The audience was treated to a unique audio feast including familiar Peking Opera tunes, a bustle at a marketplace, and even a solemn funeral procession, giving them a vibe of life in Beijing's byways and broadways from dawn to dusk.
Peiping Hutongs is widely recognized as one of Aaron Avshalomov's most iconic works. Previously, the Shanghai Symphony Orchestra took this piece in 2017 to Switzerland, playing at the Lucerne Festival, one of the leading international classical music festivals.
Aaron Avshalomov was born in Siberia, Russia, and came to China in 1918. He lived in Beijing for several years, and settled in Shanghai in 1929, where he kicked off a prolific music career before leaving for the United States to join his family in 1947.
He created a synthesis of Chinese musical elements and Western techniques of orchestra composition, including several operas based on Chinese folklore and historical figures, such as Kuan Yin, The Twilight Hour of Yan Kuei Fei, and The Great Wall.
Many of his important works were premiered in Shanghai, receiving widespread critical acclaim.
The Great Wall, for example, was sponsored by Soong Ching Ling, the wife of Sun Yat-sen, a pioneering Chinese revolutionary leader, and her younger sister Soong Mei-ling, and was highly praised and recommended by leading figures in the literary and art scene, such as Peking Opera master Mei Lanfang, playwright Xia Yan and director Fei Mu.
In 1935, Aaron Avshalomov was requested by renowned Chinese musician He Lyuting to orchestrate the theme song composer Nie Er produced for a movie about Chinese fighting against the Japanese aggression in 1935. This made him the first to orchestrate what would become the national anthem of the People's Republic of China — March of the Volunteers.
Aaron Avshalomov and his son Jacob Avshalomov in Portland in 1961.
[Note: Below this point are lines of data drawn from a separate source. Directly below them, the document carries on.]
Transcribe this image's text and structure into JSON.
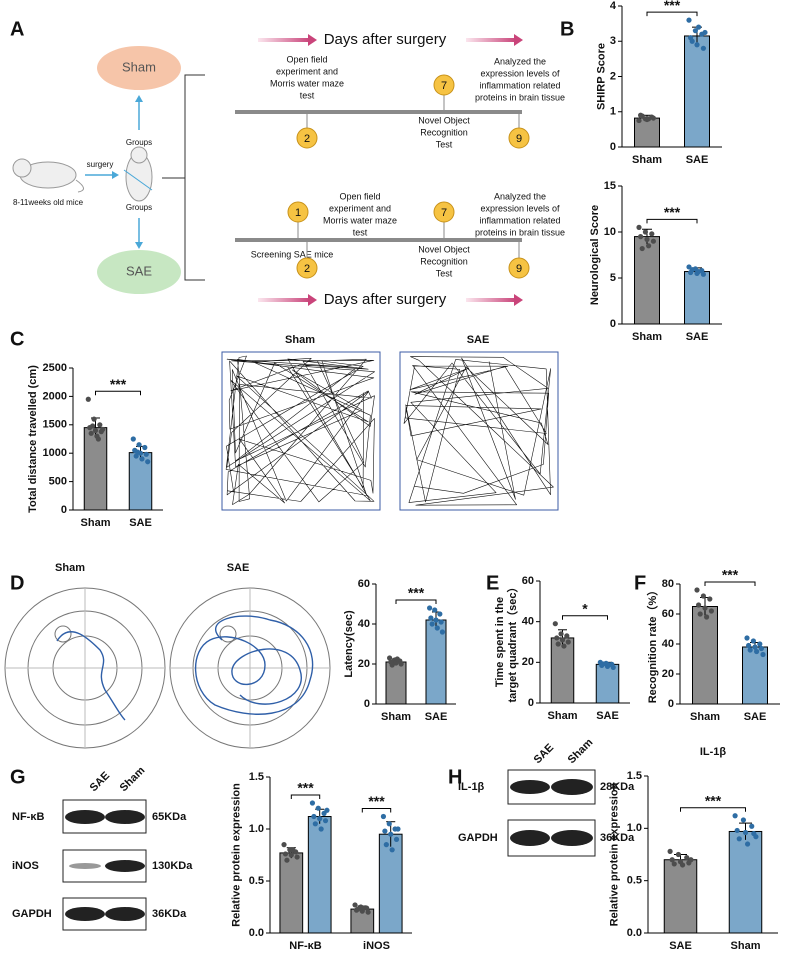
{
  "panel_labels": [
    "A",
    "B",
    "C",
    "D",
    "E",
    "F",
    "G",
    "H"
  ],
  "diagram": {
    "groups": [
      "Sham",
      "SAE"
    ],
    "group_labels": [
      "Groups",
      "Groups"
    ],
    "surgery": "surgery",
    "mice": "8-11weeks old mice",
    "timelines": [
      {
        "heading": "Days after surgery",
        "events": [
          {
            "day": 2,
            "lines": [
              "Open field",
              "experiment and",
              "Morris water maze",
              "test"
            ]
          },
          {
            "day": 7,
            "lines": [
              "Novel Object",
              "Recognition",
              "Test"
            ]
          },
          {
            "day": 9,
            "lines": [
              "Analyzed the",
              "expression levels of",
              "inflammation related",
              "proteins in brain tissue"
            ]
          }
        ]
      },
      {
        "heading": "Days after surgery",
        "events": [
          {
            "day": 1,
            "lines": [
              "Screening SAE mice"
            ]
          },
          {
            "day": 2,
            "lines": [
              "Open field",
              "experiment and",
              "Morris water maze",
              "test"
            ]
          },
          {
            "day": 7,
            "lines": [
              "Novel Object",
              "Recognition",
              "Test"
            ]
          },
          {
            "day": 9,
            "lines": [
              "Analyzed the",
              "expression levels of",
              "inflammation related",
              "proteins in brain tissue"
            ]
          }
        ]
      }
    ]
  },
  "mazes": {
    "open_field": [
      "Sham",
      "SAE"
    ],
    "water_maze": [
      "Sham",
      "SAE"
    ]
  },
  "blots": [
    {
      "columns": [
        "SAE",
        "Sham"
      ],
      "rows": [
        {
          "protein": "NF-κB",
          "size": "65KDa"
        },
        {
          "protein": "iNOS",
          "size": "130KDa"
        },
        {
          "protein": "GAPDH",
          "size": "36KDa"
        }
      ]
    },
    {
      "columns": [
        "SAE",
        "Sham"
      ],
      "rows": [
        {
          "protein": "IL-1β",
          "size": "28KDa"
        },
        {
          "protein": "GAPDH",
          "size": "36KDa"
        }
      ]
    }
  ],
  "chart_data": [
    {
      "type": "bar",
      "ylabel": "SHIRP Score",
      "categories": [
        "Sham",
        "SAE"
      ],
      "values": [
        0.82,
        3.15
      ],
      "errors": [
        0.08,
        0.25
      ],
      "points": [
        [
          0.75,
          0.8,
          0.85,
          0.9,
          0.78,
          0.82,
          0.88,
          0.8
        ],
        [
          3.6,
          3.3,
          3.2,
          3.1,
          2.9,
          2.8,
          3.0,
          3.4,
          3.25
        ]
      ],
      "colors": [
        "#8c8c8c",
        "#7ba7c9"
      ],
      "point_colors": [
        "#4d4d4d",
        "#2e6da4"
      ],
      "ylim": [
        0,
        4
      ],
      "yticks": [
        0,
        1,
        2,
        3,
        4
      ],
      "significance": "***"
    },
    {
      "type": "bar",
      "ylabel": "Neurological Score",
      "categories": [
        "Sham",
        "SAE"
      ],
      "values": [
        9.5,
        5.7
      ],
      "errors": [
        0.8,
        0.4
      ],
      "points": [
        [
          10.5,
          10,
          9.8,
          9.5,
          9.2,
          9,
          8.2,
          8.5
        ],
        [
          6.2,
          6,
          5.8,
          5.6,
          5.5,
          5.4,
          5.9,
          5.7
        ]
      ],
      "colors": [
        "#8c8c8c",
        "#7ba7c9"
      ],
      "point_colors": [
        "#4d4d4d",
        "#2e6da4"
      ],
      "ylim": [
        0,
        15
      ],
      "yticks": [
        0,
        5,
        10,
        15
      ],
      "significance": "***"
    },
    {
      "type": "bar",
      "ylabel": "Total distance travelled (cm)",
      "categories": [
        "Sham",
        "SAE"
      ],
      "values": [
        1450,
        1010
      ],
      "errors": [
        170,
        110
      ],
      "points": [
        [
          1950,
          1600,
          1500,
          1450,
          1400,
          1380,
          1350,
          1300,
          1420,
          1480,
          1250
        ],
        [
          1250,
          1150,
          1100,
          1050,
          1000,
          980,
          950,
          900,
          850,
          1020
        ]
      ],
      "colors": [
        "#8c8c8c",
        "#7ba7c9"
      ],
      "point_colors": [
        "#4d4d4d",
        "#2e6da4"
      ],
      "ylim": [
        0,
        2500
      ],
      "yticks": [
        0,
        500,
        1000,
        1500,
        2000,
        2500
      ],
      "significance": "***"
    },
    {
      "type": "bar",
      "ylabel": "Latency(sec)",
      "categories": [
        "Sham",
        "SAE"
      ],
      "values": [
        21,
        42
      ],
      "errors": [
        1.5,
        4
      ],
      "points": [
        [
          23,
          22,
          21.5,
          21,
          20.5,
          20,
          19.5,
          22.5
        ],
        [
          48,
          47,
          45,
          43,
          42,
          41,
          40,
          38,
          36
        ]
      ],
      "colors": [
        "#8c8c8c",
        "#7ba7c9"
      ],
      "point_colors": [
        "#4d4d4d",
        "#2e6da4"
      ],
      "ylim": [
        0,
        60
      ],
      "yticks": [
        0,
        20,
        40,
        60
      ],
      "significance": "***"
    },
    {
      "type": "bar",
      "ylabel": [
        "Time spent in the",
        "target quadrant（sec）"
      ],
      "categories": [
        "Sham",
        "SAE"
      ],
      "values": [
        32,
        19
      ],
      "errors": [
        4,
        1
      ],
      "points": [
        [
          39,
          34,
          33,
          32,
          31,
          30,
          29,
          28
        ],
        [
          20,
          19.5,
          19,
          18.5,
          18,
          17.5,
          19.2,
          18.8
        ]
      ],
      "colors": [
        "#8c8c8c",
        "#7ba7c9"
      ],
      "point_colors": [
        "#4d4d4d",
        "#2e6da4"
      ],
      "ylim": [
        0,
        60
      ],
      "yticks": [
        0,
        20,
        40,
        60
      ],
      "significance": "*"
    },
    {
      "type": "bar",
      "ylabel": "Recognition rate（%）",
      "categories": [
        "Sham",
        "SAE"
      ],
      "values": [
        65,
        38
      ],
      "errors": [
        6,
        3
      ],
      "points": [
        [
          76,
          72,
          70,
          66,
          64,
          62,
          60,
          58
        ],
        [
          44,
          42,
          40,
          39,
          38,
          37,
          36,
          35,
          33
        ]
      ],
      "colors": [
        "#8c8c8c",
        "#7ba7c9"
      ],
      "point_colors": [
        "#4d4d4d",
        "#2e6da4"
      ],
      "ylim": [
        0,
        80
      ],
      "yticks": [
        0,
        20,
        40,
        60,
        80
      ],
      "significance": "***"
    },
    {
      "type": "bar",
      "ylabel": "Relative protein expression",
      "categories": [
        "NF-κB",
        "iNOS"
      ],
      "series": [
        {
          "color": "#8c8c8c",
          "point_color": "#4d4d4d",
          "values": [
            0.77,
            0.23
          ],
          "errors": [
            0.05,
            0.03
          ],
          "points": [
            [
              0.85,
              0.8,
              0.78,
              0.76,
              0.75,
              0.73,
              0.7,
              0.8
            ],
            [
              0.27,
              0.25,
              0.24,
              0.22,
              0.21,
              0.2,
              0.23,
              0.24
            ]
          ]
        },
        {
          "color": "#7ba7c9",
          "point_color": "#2e6da4",
          "values": [
            1.12,
            0.95
          ],
          "errors": [
            0.07,
            0.12
          ],
          "points": [
            [
              1.25,
              1.2,
              1.15,
              1.12,
              1.1,
              1.08,
              1.05,
              1.0,
              1.18
            ],
            [
              1.12,
              1.05,
              1.0,
              0.98,
              0.95,
              0.9,
              0.85,
              0.8,
              1.0
            ]
          ]
        }
      ],
      "ylim": [
        0,
        1.5
      ],
      "yticks": [
        {
          "value": 0,
          "label": "0.0"
        },
        0.5,
        {
          "value": 1,
          "label": "1.0"
        },
        1.5
      ],
      "significance": [
        "***",
        "***"
      ]
    },
    {
      "type": "bar",
      "title": "IL-1β",
      "ylabel": "Relative protein expression",
      "categories": [
        "SAE",
        "Sham"
      ],
      "values": [
        0.7,
        0.97
      ],
      "errors": [
        0.05,
        0.08
      ],
      "points": [
        [
          0.78,
          0.75,
          0.72,
          0.7,
          0.68,
          0.67,
          0.66,
          0.65,
          0.7
        ],
        [
          1.12,
          1.08,
          1.02,
          0.98,
          0.96,
          0.95,
          0.9,
          0.85,
          0.92
        ]
      ],
      "colors": [
        "#8c8c8c",
        "#7ba7c9"
      ],
      "point_colors": [
        "#4d4d4d",
        "#2e6da4"
      ],
      "ylim": [
        0,
        1.5
      ],
      "yticks": [
        {
          "value": 0,
          "label": "0.0"
        },
        0.5,
        {
          "value": 1,
          "label": "1.0"
        },
        1.5
      ],
      "significance": "***"
    }
  ]
}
Aaron Avshalomov's son, Jacob, was born in Qingdao, Shandong province, in 1919, but spent most of his childhood in Shanghai. He returned to the US with his mother in December 1937. Jacob Avshalomov studied composition and became a composer in the US.
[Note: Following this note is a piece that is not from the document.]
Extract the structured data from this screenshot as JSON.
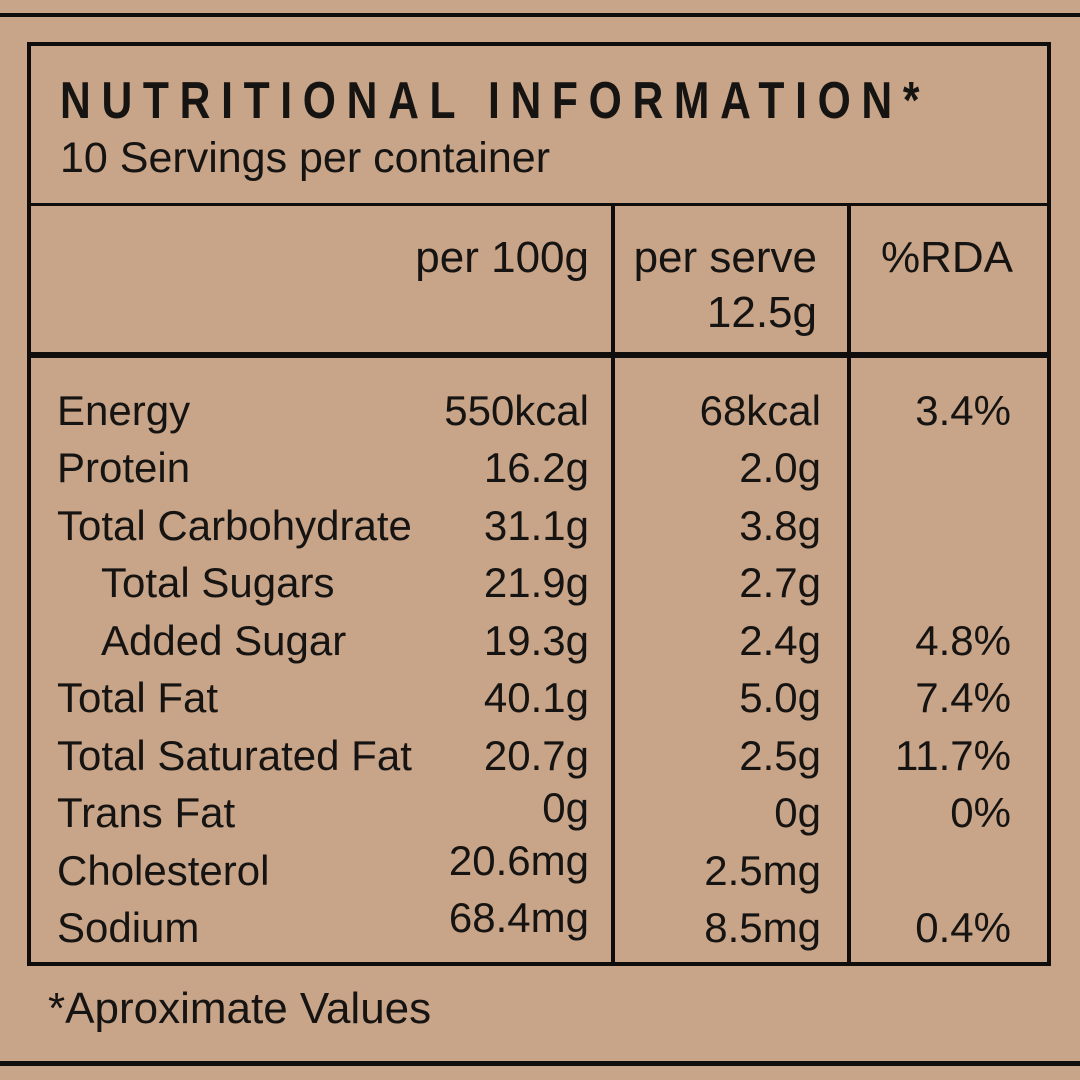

However, his most important work was with the Portland Youth Philharmonic, which he conducted for 44 years, teaching youngsters to play like professionals. The orchestra was "for a long time the best youth orchestra in the US, maybe in the world", David Avshalomov said about his late father, who died in 2013.
Jacob Avshalomov compiled the correspondence with his father while he was in China, and wrote a family biography, Avshalomovs' Winding Way: Composers out of China — A Chronicle, published in 2008.
Friends familiar with Jacob Avshalomov's career described him as a person "speaking Chinese with standard Beijing accent" and "a pillar of the city's cultural life". The city here refers to Portland, Oregon.
"This double autobiography assembles the letters of Aaron with a narrative by Jacob to tell in their own words how two very different people overcame daunting obstacles and brought great music to appreciative audiences in China and America," reads a review by George Alderson, who used to perform in the Portland Youth Philharmonic, on Amazon.
Through music, now the family linage with China has extended to David Avshalomov, an American classical composer and conductor. This is his second visit to China. The last time was in 1982, when he visited Beijing, Xi'an, Nanjing, Hangzhou and Shanghai.
David Avshalomov's interpretation on Sept 12 was praised by Tao Xin, professor of the Shanghai Conservatory of Music, as "filled with longing and strong emotions". Tao also praised the second piece, Violin Concerto in D Major, featuring soloist Liu Ming, concertmaster of the Shanghai Symphony Orchestra. He wrote in his review the next day, saying "with her superb techniques and delicate musicality, Liu Ming and the orchestra presented the glory, joy and peacefulness of traditional Chinese culture".
Prior to the concert, David Avshalomov visited the former Pathe Villa, the old venue of Pathe Recordings in Shanghai, where his grandfather Aaron Avshalomov used to work, and where the first recording of March of the Volunteers was made.
To prepare the concert, David Avshalomov said he spent hundreds of hours to renew his memories by reading history books and listening to old soundtracks, in particular, the version recorded in 1937 in Shanghai which his grandfather might be on the recording site.
He also said he was moved by, and appreciated, the people who knew his grandfather and described him as a kind and generous person.